Perumpāṇāṟṟuppaṭai (பெரும்பாணாற்றுப்படை) is an ancient Tamil poem in the Pattuppattu anthology of the Sangam literature. It contains 500 lines in the akaval meter. It is one of five arruppatai genre poems and was a guide to other bards seeking a patron for their art. Set as a praise for chieftain Tonataiman Ilantiraiyan of the Kanchi territory, it was composed by Uruttirankannanar sometime around 190–200 CE, states Kamil Zvelebil – a Tamil literature scholar. While the poem is from the 2nd century, it was likely added to the Pattuppāṭṭu anthology in the 4th or 5th century CE, states Dennis Hudson – an Indologist and World Religions scholar. The poem has Several Mentions Of Vishnu and his temples present in Kanchipuram, It also refers Lord Vishnu as the supreme god of the world and Brahma was born from the navel of Maha Vishnu.

The Perumpāṇāṟṟuppaṭai poem, also referred to as Perumpanattrupadai, is named after perumpanar – a class of minstrels who sang their bards while playing a large lute. The poem provides a detailed description of the five tinai (landscapes) of Kanchi territory: mountainous (kurinci), forested (palai), pastoral (mullai), farmlands (marutam), coastal (neytal). The capital city of Kanchipuram is described as a city of ancient might, fame, prosperity and abounding in religious festivals.

The poem is a source of cultural and sociological information about ancient Kanchipuram and nearby regions, along with the government and economic systems under Tamil chieftains. Of sociological interest are the distinctive lifestyles of robbers who are described in Perumpanattrupadai as living in fortified villages, while the lifestyle of hunters, fishermen, farmers, and herdsmen are described to be different. The poem mentions Neerpayattu as a thriving seaport, the city of Kanchi as having suburbs, the ruler as someone generous to the bards. The chieftain Ilantiraiyan is of historic importance since he is mentioned in other Sangam literature, such as in Purananuru and Natrinai, as well as described as a poet that adds to his own fame.

In the cultural context, the poem mentions a yupa post (a form of Vedic altar) and a Brahmin village. Vedas are recited by these Brahmins, and even their parrots are mentioned in the poem as those who sing the Vedic hymns. People in these Vedic villages did not eat meat, nor raise fowls. They ate rice, salad leaves boiled in ghee, pickles and vegetables. Elsewhere, the hunters are described as meat-eaters, herdsmen relied on milk, yoghurt and ghee, fishermen ate a variety of fish, while farmers ate the meat of domestic fowl, beans, fruits and farm produce. Rice was a staple in all landscapes. Rice was also a major part of any offerings to the gods in temples and on festivals, according to several lines in the poem, such as over lines 267–269.
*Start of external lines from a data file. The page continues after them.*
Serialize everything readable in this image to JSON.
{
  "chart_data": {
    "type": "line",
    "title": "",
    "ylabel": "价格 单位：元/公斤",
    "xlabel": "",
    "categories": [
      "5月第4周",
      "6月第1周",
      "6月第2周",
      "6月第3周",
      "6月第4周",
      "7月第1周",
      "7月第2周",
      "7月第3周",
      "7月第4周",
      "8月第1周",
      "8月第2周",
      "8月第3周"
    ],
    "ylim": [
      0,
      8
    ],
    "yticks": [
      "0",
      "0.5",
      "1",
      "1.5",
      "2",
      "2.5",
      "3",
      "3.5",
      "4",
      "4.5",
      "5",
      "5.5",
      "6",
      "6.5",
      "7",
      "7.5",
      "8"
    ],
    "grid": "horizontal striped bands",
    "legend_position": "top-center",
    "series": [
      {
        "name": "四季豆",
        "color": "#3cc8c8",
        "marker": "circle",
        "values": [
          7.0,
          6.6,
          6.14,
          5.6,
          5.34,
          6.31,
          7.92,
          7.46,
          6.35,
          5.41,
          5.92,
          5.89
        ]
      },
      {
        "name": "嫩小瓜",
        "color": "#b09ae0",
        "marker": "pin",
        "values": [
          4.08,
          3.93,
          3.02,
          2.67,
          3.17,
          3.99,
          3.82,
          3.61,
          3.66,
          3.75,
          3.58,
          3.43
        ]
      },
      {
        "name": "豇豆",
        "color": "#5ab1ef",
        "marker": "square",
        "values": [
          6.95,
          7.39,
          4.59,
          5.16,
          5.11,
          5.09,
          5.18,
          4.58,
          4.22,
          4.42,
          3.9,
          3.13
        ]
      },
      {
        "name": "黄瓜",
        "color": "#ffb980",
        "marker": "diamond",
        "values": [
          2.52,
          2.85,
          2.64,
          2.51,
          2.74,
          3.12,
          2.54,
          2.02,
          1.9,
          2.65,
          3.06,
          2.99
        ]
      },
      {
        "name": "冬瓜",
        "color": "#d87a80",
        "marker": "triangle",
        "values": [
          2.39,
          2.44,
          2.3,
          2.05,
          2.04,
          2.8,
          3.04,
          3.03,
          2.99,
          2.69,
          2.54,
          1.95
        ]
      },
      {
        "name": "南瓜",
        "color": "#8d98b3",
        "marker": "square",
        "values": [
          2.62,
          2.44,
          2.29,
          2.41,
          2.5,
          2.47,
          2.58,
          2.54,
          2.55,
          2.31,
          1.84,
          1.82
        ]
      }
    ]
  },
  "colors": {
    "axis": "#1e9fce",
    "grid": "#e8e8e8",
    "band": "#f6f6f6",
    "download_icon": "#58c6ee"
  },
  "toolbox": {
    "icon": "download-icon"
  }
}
The Perumpanattrupadai mentions Maha Vishnu and describes him as the god who is "tall, dark-skinned", The Supreme God from whom "the four-faced god was born" (a Vedic legend about Brahma being born from Vishnu's navel). In its similes, it mentions the Ganges river, the Pandavas of the Mahabharata, and the Yoga adept rishis (sages). According to Hudson, the poem is notable that it explicitly mentions three temples of Maha Vishnu namely Ulagalantha Perumal Temple, Kanchipuram, Yathothkari Perumal Temple, Pandava Thoothar Perumal Temple and alludes to one additional temple the Varadharaja Perumal Temple, Kanchipuram as a Main temple for these 3 Perumals. The similes used in the poem are those found in the Vedic and Puranic mythologies of Hinduism.

In the context of government structure and economic activity, the poem mentions the Kanchi king surrounding himself with counselors, as having a fair system to adjudicate disputes and deliver justice, someone who was ruthless against his enemies and robbers. He rode lotus-topped chariot. His coastal regions had lighthouses and other infrastructure to guide the ships, swan-shaped lamps were imported from the yavanas (Greek-Romans, or foreigners to Tamil region), farmers using bullocks as aid to agriculture, blacksmith using bellows made from animal skin (kollan), the production of salt and its export, pepper trade, and merchant highways guarded by soldiers.

A variety of religious festivals and sports are mentioned in the poem, in which both men and women participated. The poem has at least 73 similes.